Gaudeamus omnes in Domino, diem festum celebrantes sub honore Sanctorum omnium: de quorum solemnitate gaudent Angeli, et collaudant Filium Dei.—from Introit of Mass
Today is the feast of All Saints. I have always loved this feast, as well as tomorrow's exercises for the Faithful Departed, because they put our lives in perspective. This is an opportune time to assess where we will stand before the awesome judgment seat of Christ. Am I on the road to Heaven, with all the Saints? Will I have to make a painful purification in Purgatory? Or am I on my way apart from God, into the eternal fire given to the Devil and his fallen angels?

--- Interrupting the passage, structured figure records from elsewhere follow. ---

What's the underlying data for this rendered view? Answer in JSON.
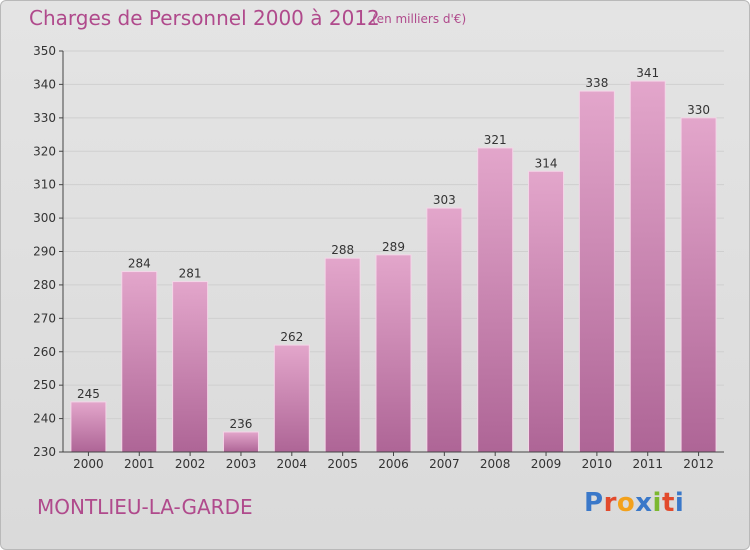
{
  "header": {
    "title": "Charges de Personnel 2000 à 2012",
    "subtitle": "(en milliers d'€)"
  },
  "footer": {
    "city": "MONTLIEU-LA-GARDE",
    "logo_letters": [
      "P",
      "r",
      "o",
      "x",
      "i",
      "t",
      "i"
    ]
  },
  "colors": {
    "text": "#b04a8c",
    "bar_top": "#e3a6cb",
    "bar_bottom": "#ae6596",
    "axis": "#444444",
    "grid": "#cfcfcf",
    "logo": [
      "#3a78c9",
      "#e24a2c",
      "#f3a11b",
      "#3a78c9",
      "#7cb82f",
      "#e24a2c",
      "#3a78c9"
    ]
  },
  "chart_data": {
    "type": "bar",
    "categories": [
      "2000",
      "2001",
      "2002",
      "2003",
      "2004",
      "2005",
      "2006",
      "2007",
      "2008",
      "2009",
      "2010",
      "2011",
      "2012"
    ],
    "values": [
      245,
      284,
      281,
      236,
      262,
      288,
      289,
      303,
      321,
      314,
      338,
      341,
      330
    ],
    "yticks": [
      230,
      240,
      250,
      260,
      270,
      280,
      290,
      300,
      310,
      320,
      330,
      340,
      350
    ],
    "ylim": [
      230,
      350
    ],
    "grid": true,
    "data_labels": true
  }
}
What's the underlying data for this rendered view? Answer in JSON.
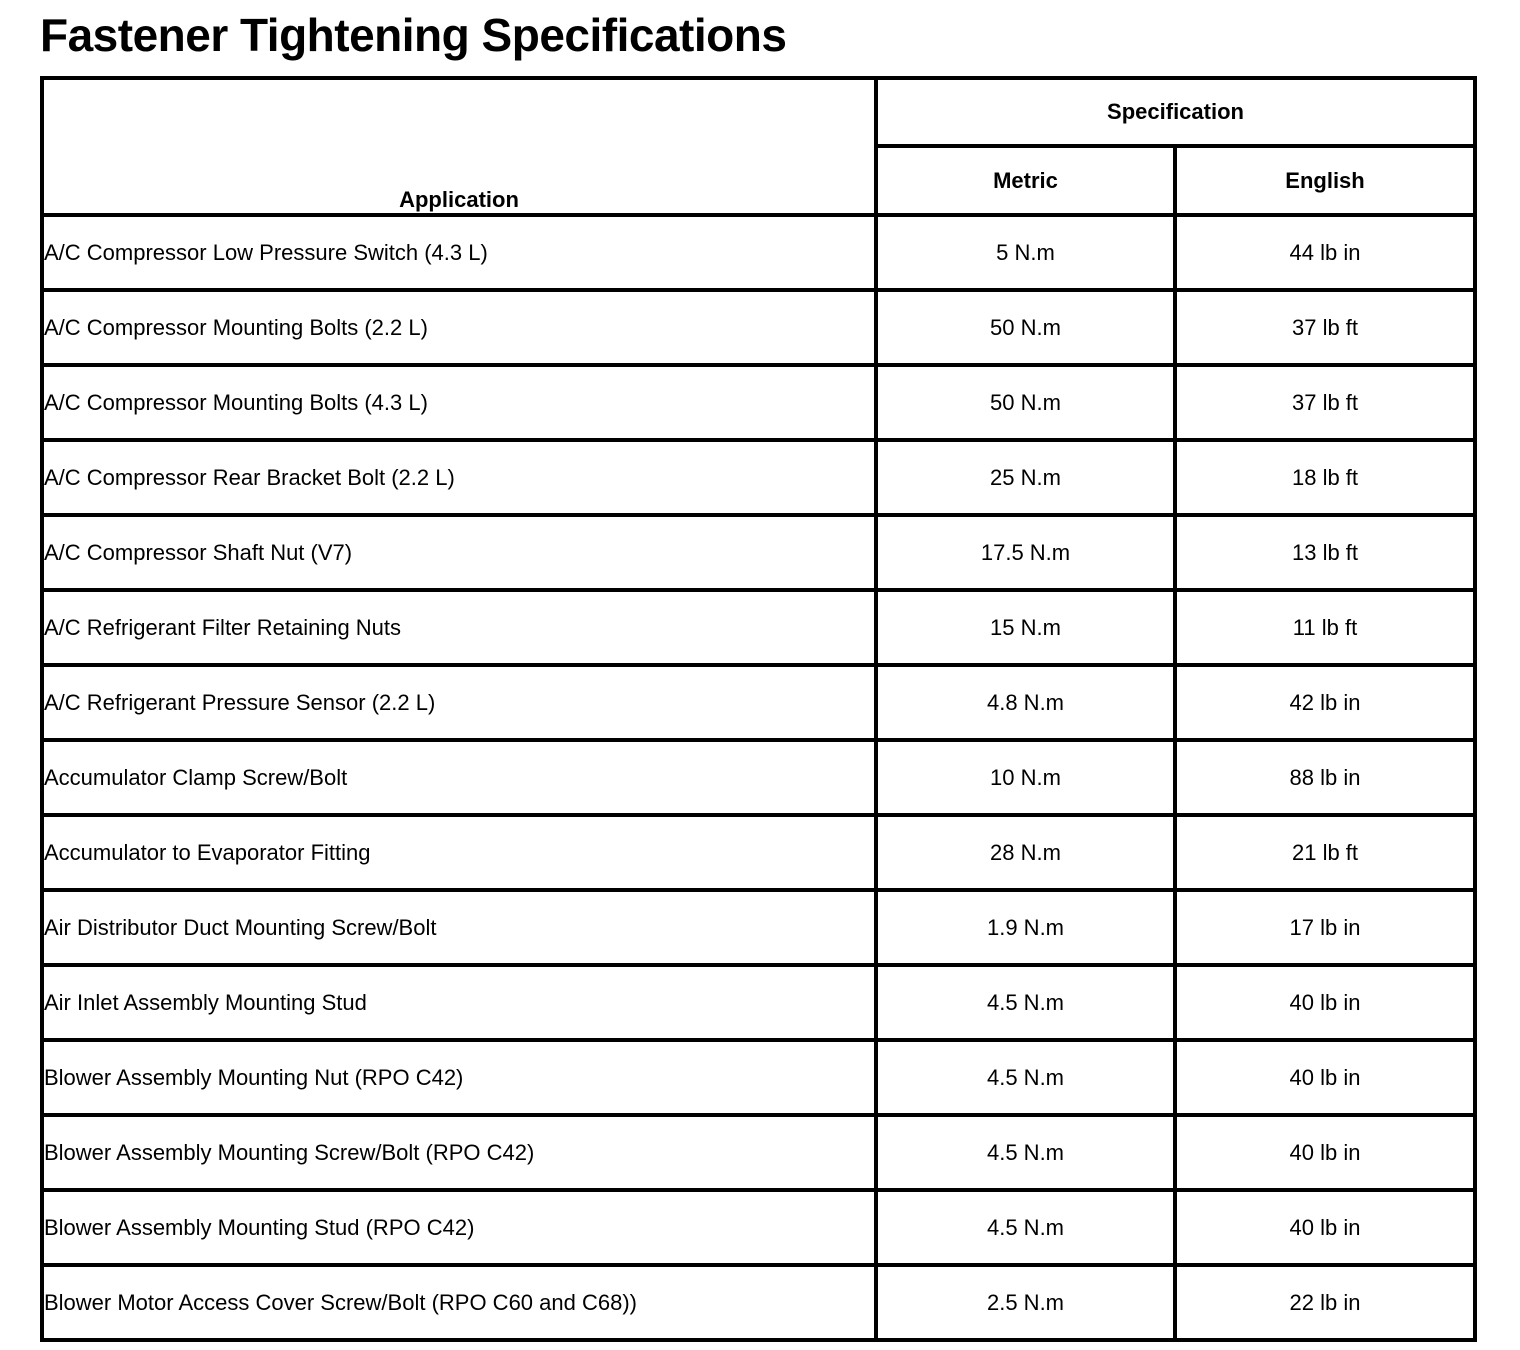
{
  "page_title": "Fastener Tightening Specifications",
  "table": {
    "headers": {
      "application": "Application",
      "specification": "Specification",
      "metric": "Metric",
      "english": "English"
    },
    "rows": [
      {
        "application": "A/C Compressor Low Pressure Switch (4.3 L)",
        "metric": "5 N.m",
        "english": "44 lb in"
      },
      {
        "application": "A/C Compressor Mounting Bolts (2.2 L)",
        "metric": "50 N.m",
        "english": "37 lb ft"
      },
      {
        "application": "A/C Compressor Mounting Bolts (4.3 L)",
        "metric": "50 N.m",
        "english": "37 lb ft"
      },
      {
        "application": "A/C Compressor Rear Bracket Bolt (2.2 L)",
        "metric": "25 N.m",
        "english": "18 lb ft"
      },
      {
        "application": "A/C Compressor Shaft Nut (V7)",
        "metric": "17.5 N.m",
        "english": "13 lb ft"
      },
      {
        "application": "A/C Refrigerant Filter Retaining Nuts",
        "metric": "15 N.m",
        "english": "11 lb ft"
      },
      {
        "application": "A/C Refrigerant Pressure Sensor (2.2 L)",
        "metric": "4.8 N.m",
        "english": "42 lb in"
      },
      {
        "application": "Accumulator Clamp Screw/Bolt",
        "metric": "10 N.m",
        "english": "88 lb in"
      },
      {
        "application": "Accumulator to Evaporator Fitting",
        "metric": "28 N.m",
        "english": "21 lb ft"
      },
      {
        "application": "Air Distributor Duct Mounting Screw/Bolt",
        "metric": "1.9 N.m",
        "english": "17 lb in"
      },
      {
        "application": "Air Inlet Assembly Mounting Stud",
        "metric": "4.5 N.m",
        "english": "40 lb in"
      },
      {
        "application": "Blower Assembly Mounting Nut (RPO C42)",
        "metric": "4.5 N.m",
        "english": "40 lb in"
      },
      {
        "application": "Blower Assembly Mounting Screw/Bolt (RPO C42)",
        "metric": "4.5 N.m",
        "english": "40 lb in"
      },
      {
        "application": "Blower Assembly Mounting Stud (RPO C42)",
        "metric": "4.5 N.m",
        "english": "40 lb in"
      },
      {
        "application": "Blower Motor Access Cover Screw/Bolt (RPO C60 and C68))",
        "metric": "2.5 N.m",
        "english": "22 lb in"
      }
    ],
    "colors": {
      "border": "#000000",
      "background": "#ffffff",
      "text": "#000000"
    }
  }
}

Holy Mother Church gives us a simple blueprint for sanctity to consider in today's Mass: Our Blessed Lord's eight beatitudes from the Sermon on the Mount in St. Matthew's account of the Gospel. St. Augustine tells us that these beatitudes command our kindness towards our temporal commonwealth, but that our great focus must winnow at Heaven:
Neither is it marvel that the greater commandments be given touching the kingdom of heaven, and the lesser touching a commonwealth upon earth, since both are alike the gifts of that one God Who is the Maker alike of heaven and of earth. The higher and greater righteousness, then, is that whereof the Prophet saith: Thy righteousness is like the mountains of God. Thus is that Teacher, Who alone can give such teaching, mystically represented as teaching upon a mountain. And when He was set. The attitude of sitting while teaching appertaineth to the majesty of His instruction. His disciples came unto Him nearer in the body, to hear those precepts, by the fulfilment of which they should be nearer in spirit. And He opened His Mouth, and taught them, saying These words And He opened His Mouth, appear redundant to the sense. It may possibly be that this more pompous introduction is adopted on account of the exceptional length of the discourse to follow. But it may also be that these words are not really redundant, but the pointed declaration that He now opened His Own Mouth, Who, under the Old Law, had been used to open the mouths of the Prophets.—from the third nocturn at Matins
Have we abided by Jesus's precepts? Let us keep the Saints, those venerable friends of God, close by as our own friends and our models in life. We are already blessed to have God's Virgin Mother as our own Mother (John 20:27) and a guardian angel. We may also ask the prayers of the Saints in Heaven (Apocalypse Ch. 5), not only those canonized Saints who have their great devotions and feasts, but those recalled today, who lived life as unassumingly and quietly as we do, who wanted nothing other than an eternity with God.
The introit of today's Mass:
Let us all rejoice in the Lord, celebrating a feast day in honor of all the Saints, on whose solemnity the angels rejoice, and join in praising the Son of God.Ps 32:1
Exult, you just, in the Lord; praise from the upright if fitting.
V. Glory be to the Father, and to the Son, and to the Holy Ghost.
R. As it was in the beginning, is now, and ever shall be, world without end. Amen.
Let us all rejoice in the Lord, celebrating a feast day in honor of all the Saints, on whose solemnity the angels rejoice, and join in praising the Son of God.